Repository files navigation

Swift Cactus

CI

Swift bindings for catus compute.

Overview

Cactus is a framework for deploying LLMs locally in your app, and can act as a suitable alternative to FoundationModels for your app by offering more model choices and better performance.

At the moment, this package provides a minimal and low-level Swifty interface above the Cactus C FFI, JSON Schema, Cactus Telemetry, and model downloading.

Quick Start

You first must download the model you want to use using CactusModelsDirectory, then you can create an instance of CactusLanguageModel with a local model URL to start generating.

import Cactus

// (OPTIONAL) For NPU acceleration, email founders@cactuscompute.com to obtain a pro key.
try await Cactus.enablePro(key: "your_pro_key_here")

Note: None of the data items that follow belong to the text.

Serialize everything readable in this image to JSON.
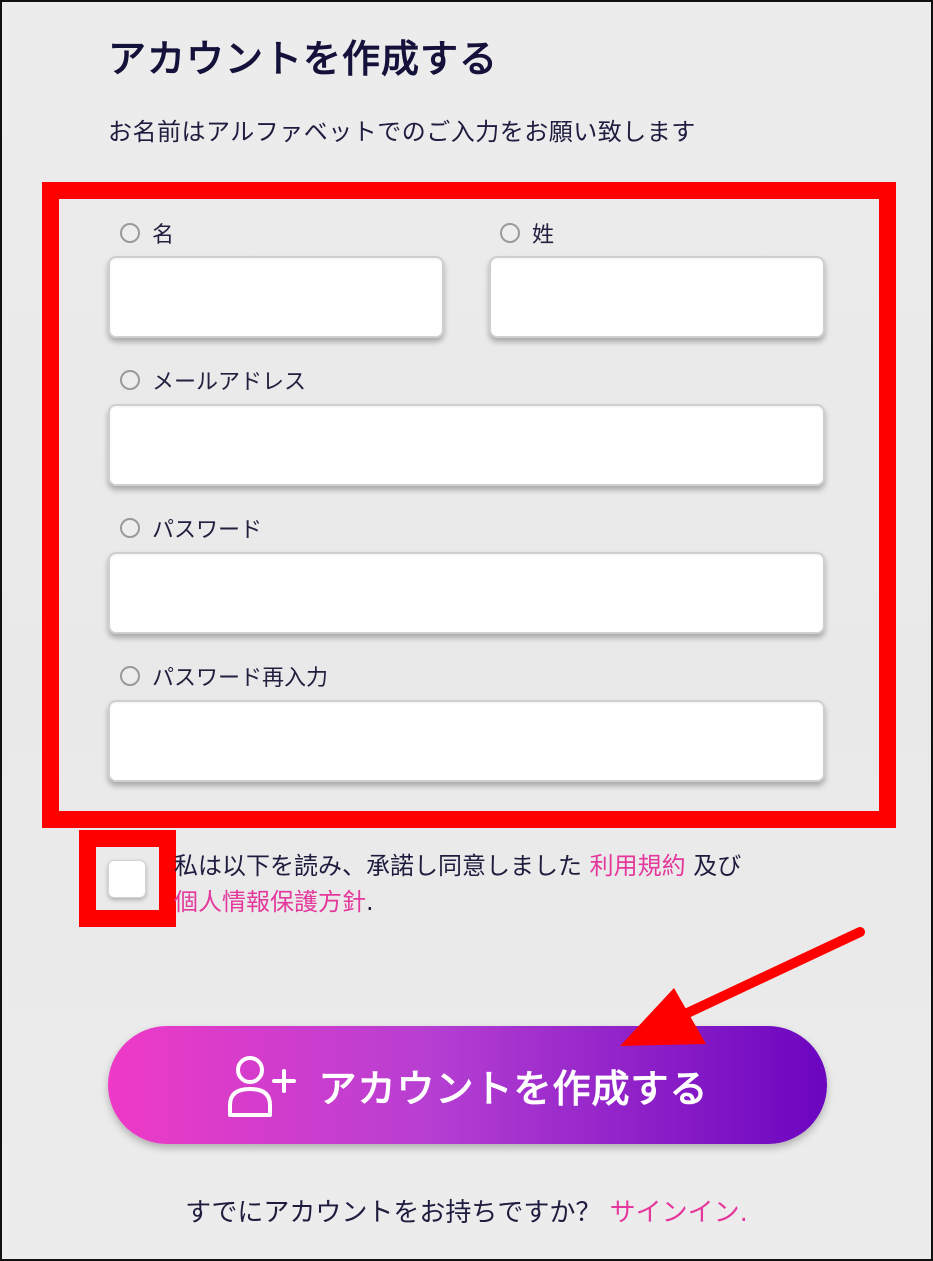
{
  "header": {
    "title": "アカウントを作成する",
    "subtitle": "お名前はアルファベットでのご入力をお願い致します"
  },
  "form": {
    "first_name_label": "名",
    "last_name_label": "姓",
    "email_label": "メールアドレス",
    "password_label": "パスワード",
    "password_confirm_label": "パスワード再入力",
    "first_name_value": "",
    "last_name_value": "",
    "email_value": "",
    "password_value": "",
    "password_confirm_value": ""
  },
  "consent": {
    "text_before": "私は以下を読み、承諾し同意しました",
    "terms_link": "利用規約",
    "and_text": "及び",
    "privacy_link": "個人情報保護方針",
    "period": "."
  },
  "cta": {
    "label": "アカウントを作成する",
    "icon": "add-user-icon"
  },
  "footer": {
    "question": "すでにアカウントをお持ちですか？",
    "signin_link": "サインイン."
  },
  "colors": {
    "highlight": "#ff0000",
    "link": "#e4389c",
    "cta_start": "#ee3ac6",
    "cta_end": "#6b05bf",
    "text": "#1c1a3a"
  }
}
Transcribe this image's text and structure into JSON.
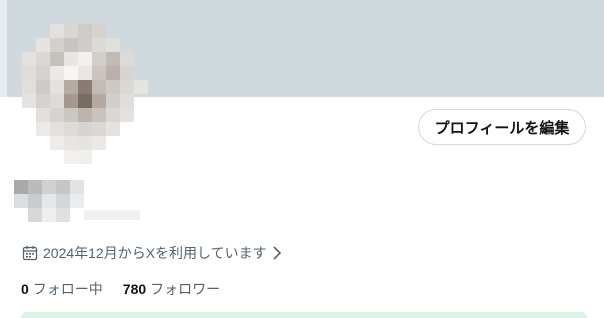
{
  "colors": {
    "banner": "#cfd9de",
    "secondary_text": "#536471",
    "primary_text": "#0f1419",
    "border": "#cfd9de",
    "notice_bg": "#d7f4e6"
  },
  "profile": {
    "edit_button_label": "プロフィールを編集",
    "joined_text": "2024年12月からXを利用しています",
    "joined_icon": "calendar-icon",
    "joined_chevron_icon": "chevron-right-icon"
  },
  "stats": {
    "following_count": "0",
    "following_label": "フォロー中",
    "followers_count": "780",
    "followers_label": "フォロワー"
  }
}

let modelURL = try await CactusModelsDirectory.shared
  .modelURL(for: "qwen3-0.6")
let model = try CactusLanguageModel(from: modelURL)

let completion = try model.chatCompletion(
  messages: [
    .system("You are a philosopher, philosophize about anything."),
    .user("What is the meaning of life?")
  ]
)

Note

The methods of CactusLanguageModel are synchronous and blocking, and the CactusLanguageModel class is also not Sendable. This gives you the flexibility to use the model in non-isolated and synchronous contexts, but you should almost certainly avoid using it directly on the main thread. If you need concurrent access to the model, you may want to consider wrapping it in an actor.

final actor LanguageModelActor {
  let model: CactusLanguageModel

  init(model: sending CactusLanguageModel) {
    self.model = model
  }

  func withIsolation<T, E: Error>(
    perform operation: (isolated LanguageModelActor) throws(E) -> sending T
  ) throws(E) -> sending T {
    try operation(self)
  }
}

@concurrent
func chatInBackground(
  with modelActor: LanguageModelActor
) async throws {
  try await modelActor.withIsolation { @Sendable modelActor in
    // You can access the model directly because the closure
    // is isolated to modelActor.
    let model = modelActor.model

    // ...
  }
}

Streaming

The CactusLanguageModel.chatCompletion method provides a callback the allows you to stream tokens as they come in.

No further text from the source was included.